In each of these cases, making a positive impact on people’s lives is very important to you.

Unfortunately, today’s healthcare isn’t designed to show you the real impact of your work. After the patients leave the hospital, every trace is lost.

The most you can expect is an outcome chart, but it will only show numbers, not the real impact. You will not feel the patient’s appreciation and positive energy simply by looking at numbers.

Are you wondering how slow medicine helps with this?

Dr. Jeff Kane described this best in his podcast about “outcomes”:

You wonder why we didn’t emphasise outcomes decades ago? Well we did, when healthcare was simpler, when it involved just practitioner and patient in a relationship that lasted longer than 15 minutes.
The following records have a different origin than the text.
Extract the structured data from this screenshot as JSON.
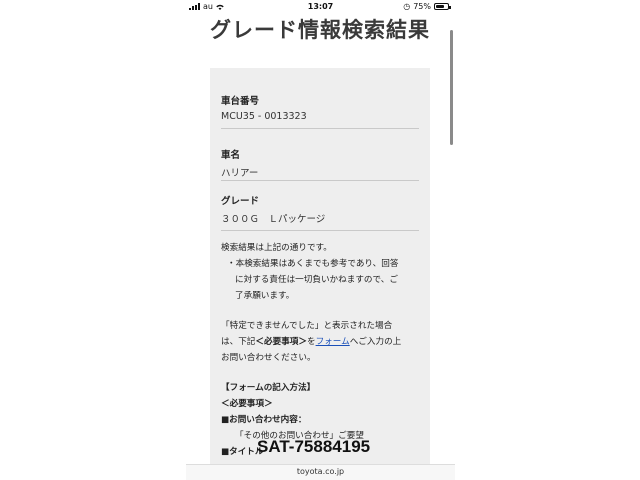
{
  "status_bar": {
    "carrier": "au",
    "time": "13:07",
    "battery": "75%",
    "battery_level": 0.75
  },
  "page": {
    "title": "グレード情報検索結果"
  },
  "result": {
    "fields": [
      {
        "label": "車台番号",
        "value": "MCU35 - 0013323"
      },
      {
        "label": "車名",
        "value": "ハリアー"
      },
      {
        "label": "グレード",
        "value": "３００Ｇ　Ｌパッケージ"
      }
    ]
  },
  "notes": {
    "line1": "検索結果は上記の通りです。",
    "bullet_a": "・本検索結果はあくまでも参考であり、回答",
    "bullet_b": "に対する責任は一切負いかねますので、ご",
    "bullet_c": "了承願います。",
    "para2_a": "「特定できませんでした」と表示された場合",
    "para2_b_1": "は、下記",
    "para2_b_bold": "＜必要事項＞",
    "para2_b_2": "を",
    "para2_b_link": "フォーム",
    "para2_b_3": "へご入力の上",
    "para2_c": "お問い合わせください。",
    "form_heading": "【フォームの記入方法】",
    "required_heading": "＜必要事項＞",
    "inquiry_label": "■お問い合わせ内容：",
    "inquiry_value": "「その他のお問い合わせ」ご要望",
    "title_label": "■タイトル"
  },
  "overlay": {
    "watermark": "SAT-75884195"
  },
  "url_bar": {
    "url": "toyota.co.jp"
  }
}
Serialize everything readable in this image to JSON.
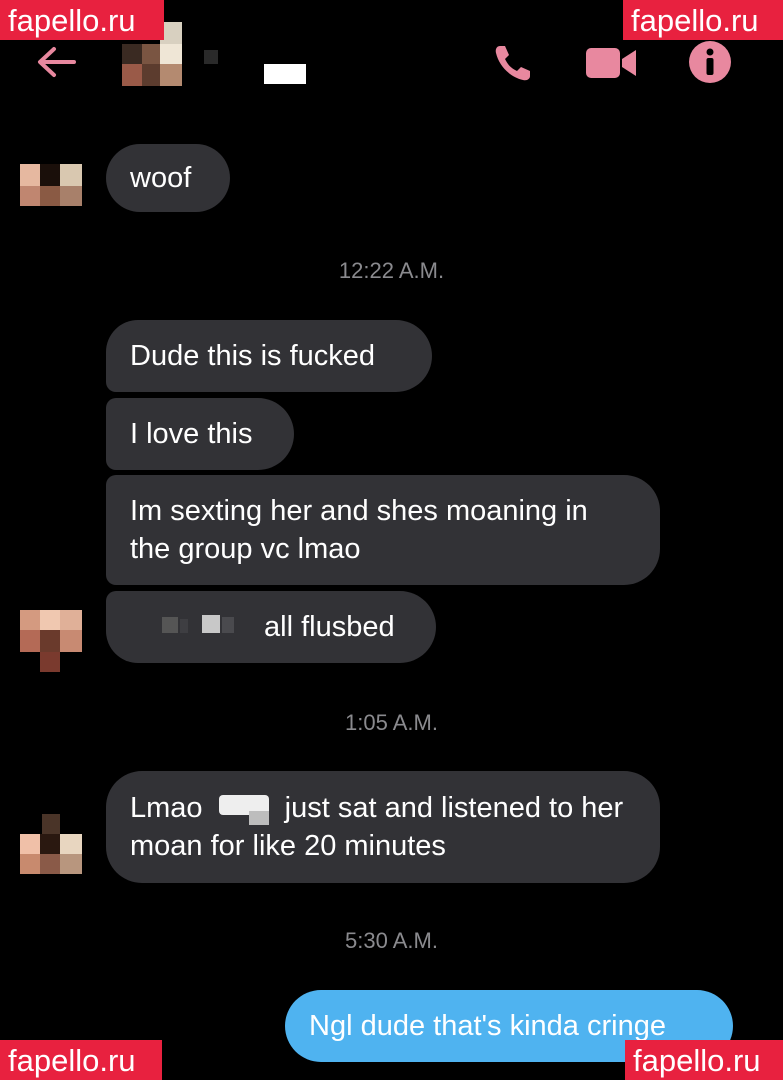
{
  "header": {
    "back_icon": "arrow-left-icon",
    "call_icon": "phone-icon",
    "video_icon": "video-camera-icon",
    "info_icon": "info-icon",
    "accent": "#e8889f"
  },
  "watermark": {
    "text": "fapello.ru",
    "color": "#e8213f"
  },
  "messages": {
    "woof": "woof",
    "ts1": "12:22 A.M.",
    "m1": "Dude this is fucked",
    "m2": "I love this",
    "m3": "Im sexting her and shes moaning in the group vc lmao",
    "m4": "all flusbed",
    "ts2": "1:05 A.M.",
    "m5_a": "Lmao",
    "m5_b": "just sat and listened to her moan for like 20 minutes",
    "ts3": "5:30 A.M.",
    "out1": "Ngl dude that's kinda cringe"
  },
  "colors": {
    "incoming_bubble": "#323236",
    "outgoing_bubble": "#4fb3f0",
    "timestamp": "#8a8a8e"
  }
}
As that relationship went on, the outcome was continuously obvious. 

He actually speaks about slower relationships and medicine where doctors and patients maintain their contact without intervening third parties.

In such relationships, you get important updates from patients and you are always aware of how treatments affect them in the long term.

You hear from your patient not just when something goes wrong, but also in those more gratifying situations—when you helped them to remove the biggest obstacles from their lives.

Heal slower, reap the benefits

Despite what you hear, slow medicine isn’t quackery or something new and unrealistic.

It is a doctrine that improves your ability to facilitate healing, and the way you feel about yourself while you are following your life’s path.

And healing is the ultimate outcome of an effective patient-doctor relationship, isn’t it?

If you decide to go with it, you don’t need to label yourself as a slow medicine practitioner or brag about it.

None of the doctors we mentioned in this post do that. They just get on with it.

They’ve made a choice to invest time in maximising the learning opportunity they had about each patient’s unique situation to discover the best ways to help them heal.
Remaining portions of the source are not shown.